Vaza Jato e monitoramento de movimentações financeiras de jornalista fomentam defesa da liberdade de imprensa

Redação Portal IMPRENSA | 03/07/2019 10:06
Duas semanas após ir ao Senado Federal falar sobre o vazamento de mensagens trocadas com procuradores quando era juiz da Operação Lava Jato, o ministro da Justiça Sergio Moro esteve na Câmara dos Deputados nesta terça-feira, 2 de julho, para responder a questionamentos dos parlamentares sobre o caso conhecido como Vaza Jato.

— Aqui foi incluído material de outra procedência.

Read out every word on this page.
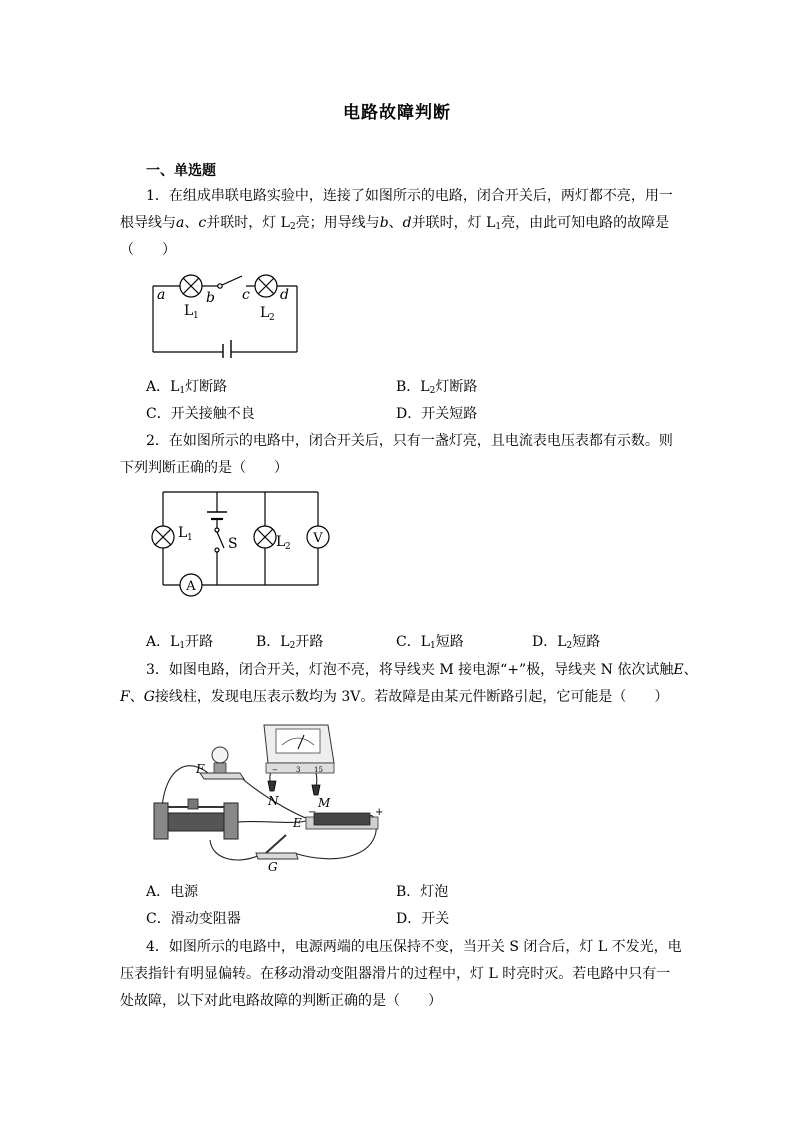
电路故障判断
一、单选题
1．在组成串联电路实验中，连接了如图所示的电路，闭合开关后，两灯都不亮，用一
根导线与a、c并联时，灯 $L_2$亮；用导线与b、d并联时，灯 $L_1$亮，由此可知电路的故障是
（　　）
a	b c d
L 1	L 2
A．$L_1$灯断路	B．$L_2$灯断路
C．开关接触不良	D．开关短路
2．在如图所示的电路中，闭合开关后，只有一盏灯亮，且电流表电压表都有示数。则
下列判断正确的是（　　）
L 1	S	L 2
V
A
A．$L_1$开路	B．$L_2$开路	C．$L_1$短路	D．$L_2$短路
3．如图电路，闭合开关，灯泡不亮，将导线夹 M 接电源“+”极，导线夹 N 依次试触E、
F、G接线柱，发现电压表示数均为 3V。若故障是由某元件断路引起，它可能是（　　）
F
N	M
E
G
−	+
−	3 15
A．电源	B．灯泡
C．滑动变阻器	D．开关
4．如图所示的电路中，电源两端的电压保持不变，当开关 S 闭合后，灯 L 不发光，电
压表指针有明显偏转。在移动滑动变阻器滑片的过程中，灯 L 时亮时灭。若电路中只有一
处故障，以下对此电路故障的判断正确的是（　　）
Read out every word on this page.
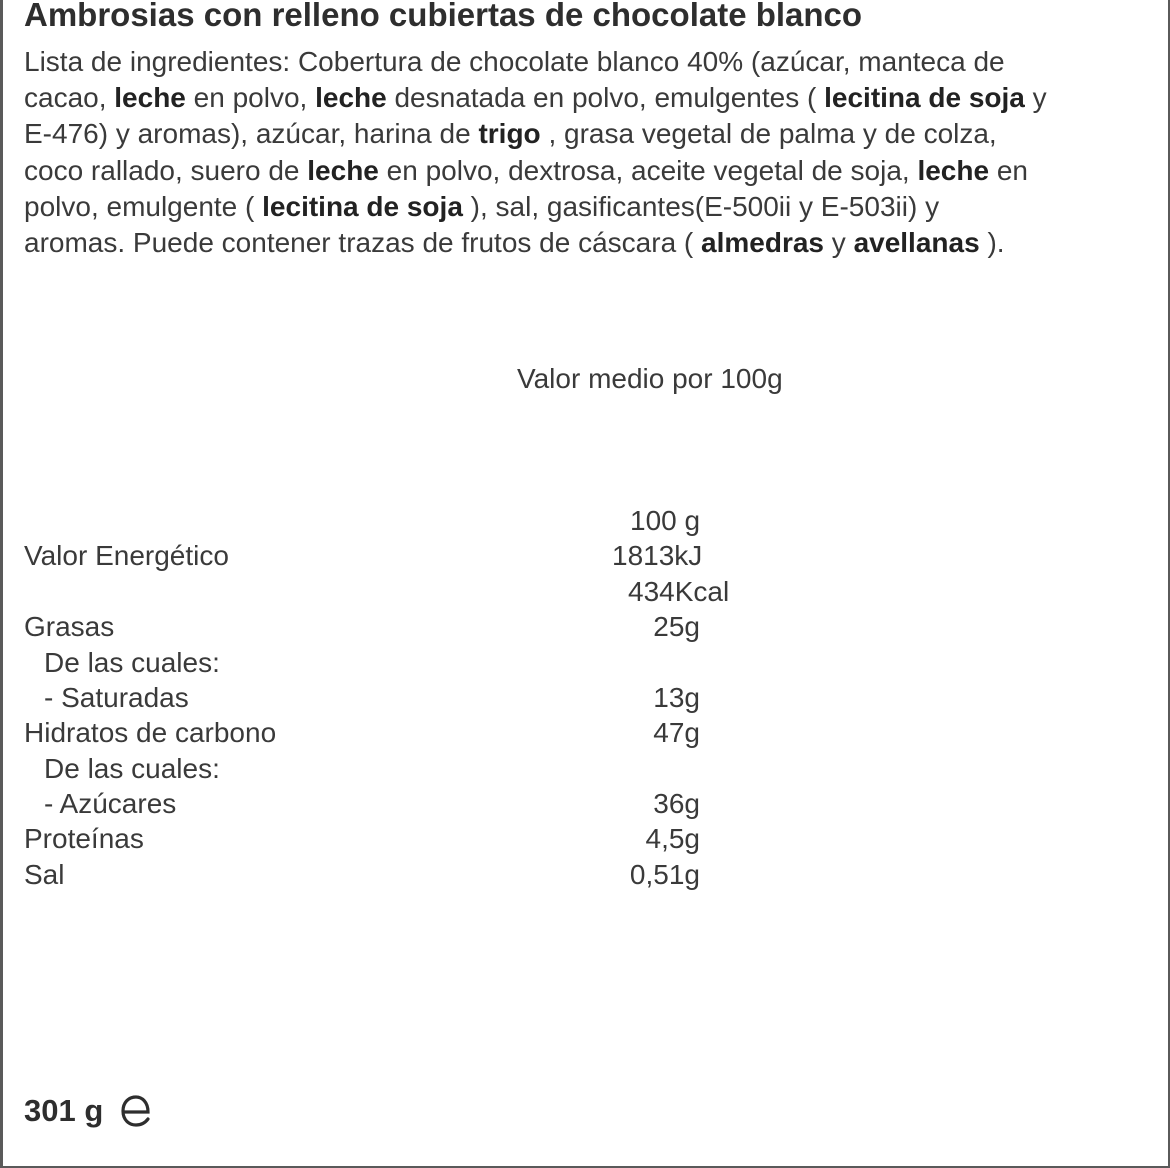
Ambrosias con relleno cubiertas de chocolate blanco
Lista de ingredientes: Cobertura de chocolate blanco 40% (azúcar, manteca de
cacao, leche en polvo, leche desnatada en polvo, emulgentes ( lecitina de soja y
E-476) y aromas), azúcar, harina de trigo , grasa vegetal de palma y de colza,
coco rallado, suero de leche en polvo, dextrosa, aceite vegetal de soja, leche en
polvo, emulgente ( lecitina de soja ), sal, gasificantes(E-500ii y E-503ii) y
aromas. Puede contener trazas de frutos de cáscara ( almedras y avellanas ).
Valor medio por 100g
100 g
Valor Energético	1813kJ
434Kcal
Grasas	25g
De las cuales:
- Saturadas	13g
Hidratos de carbono	47g
De las cuales:
- Azúcares	36g
Proteínas	4,5g
Sal	0,51g
301 g
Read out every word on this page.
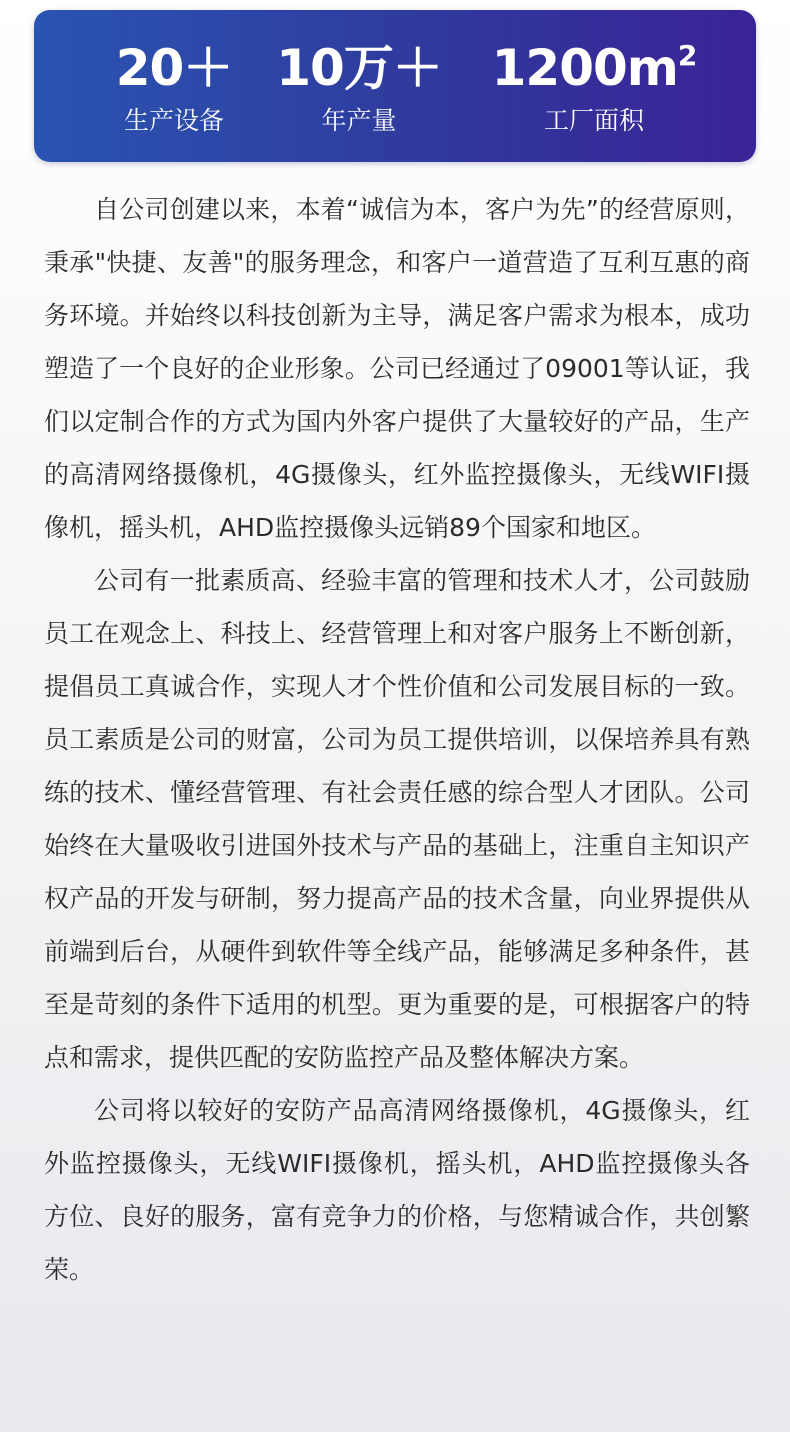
20＋
生产设备
10万＋
年产量
$1200m^2$
工厂面积

自公司创建以来，本着“诚信为本，客户为先”的经营原则，秉承"快捷、友善"的服务理念，和客户一道营造了互利互惠的商务环境。并始终以科技创新为主导，满足客户需求为根本，成功塑造了一个良好的企业形象。公司已经通过了09001等认证，我们以定制合作的方式为国内外客户提供了大量较好的产品，生产的高清网络摄像机，4G摄像头，红外监控摄像头，无线WIFI摄像机，摇头机，AHD监控摄像头远销89个国家和地区。

公司有一批素质高、经验丰富的管理和技术人才，公司鼓励员工在观念上、科技上、经营管理上和对客户服务上不断创新，提倡员工真诚合作，实现人才个性价值和公司发展目标的一致。员工素质是公司的财富，公司为员工提供培训，以保培养具有熟练的技术、懂经营管理、有社会责任感的综合型人才团队。公司始终在大量吸收引进国外技术与产品的基础上，注重自主知识产权产品的开发与研制，努力提高产品的技术含量，向业界提供从前端到后台，从硬件到软件等全线产品，能够满足多种条件，甚至是苛刻的条件下适用的机型。更为重要的是，可根据客户的特点和需求，提供匹配的安防监控产品及整体解决方案。

公司将以较好的安防产品高清网络摄像机，4G摄像头，红外监控摄像头，无线WIFI摄像机，摇头机，AHD监控摄像头各方位、良好的服务，富有竞争力的价格，与您精诚合作，共创繁荣。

Durante mais de sete horas, Moro falou sobre os diálogos vazados por uma fonte anônima e inicialmente publicados pelo site The Intercept Brasil. O principal questionamento dos deputados, porém, ficou sem resposta.

Crédito:Agência Brasil
Moro fala sobre Vaza Jato na Câmara dos Deputados: principal questionamento ficou sem resposta


Deputados da oposição perguntaram várias vezes se a Polícia Federal pediu para o Conselho de Controle de Atividades Financeiras (COAF) monitorar as movimentações de Glenn Greenwald, jornalista fundador do Intercept Brasil. A informação foi publicada pelo site O Antagonista no dia 2 de julho.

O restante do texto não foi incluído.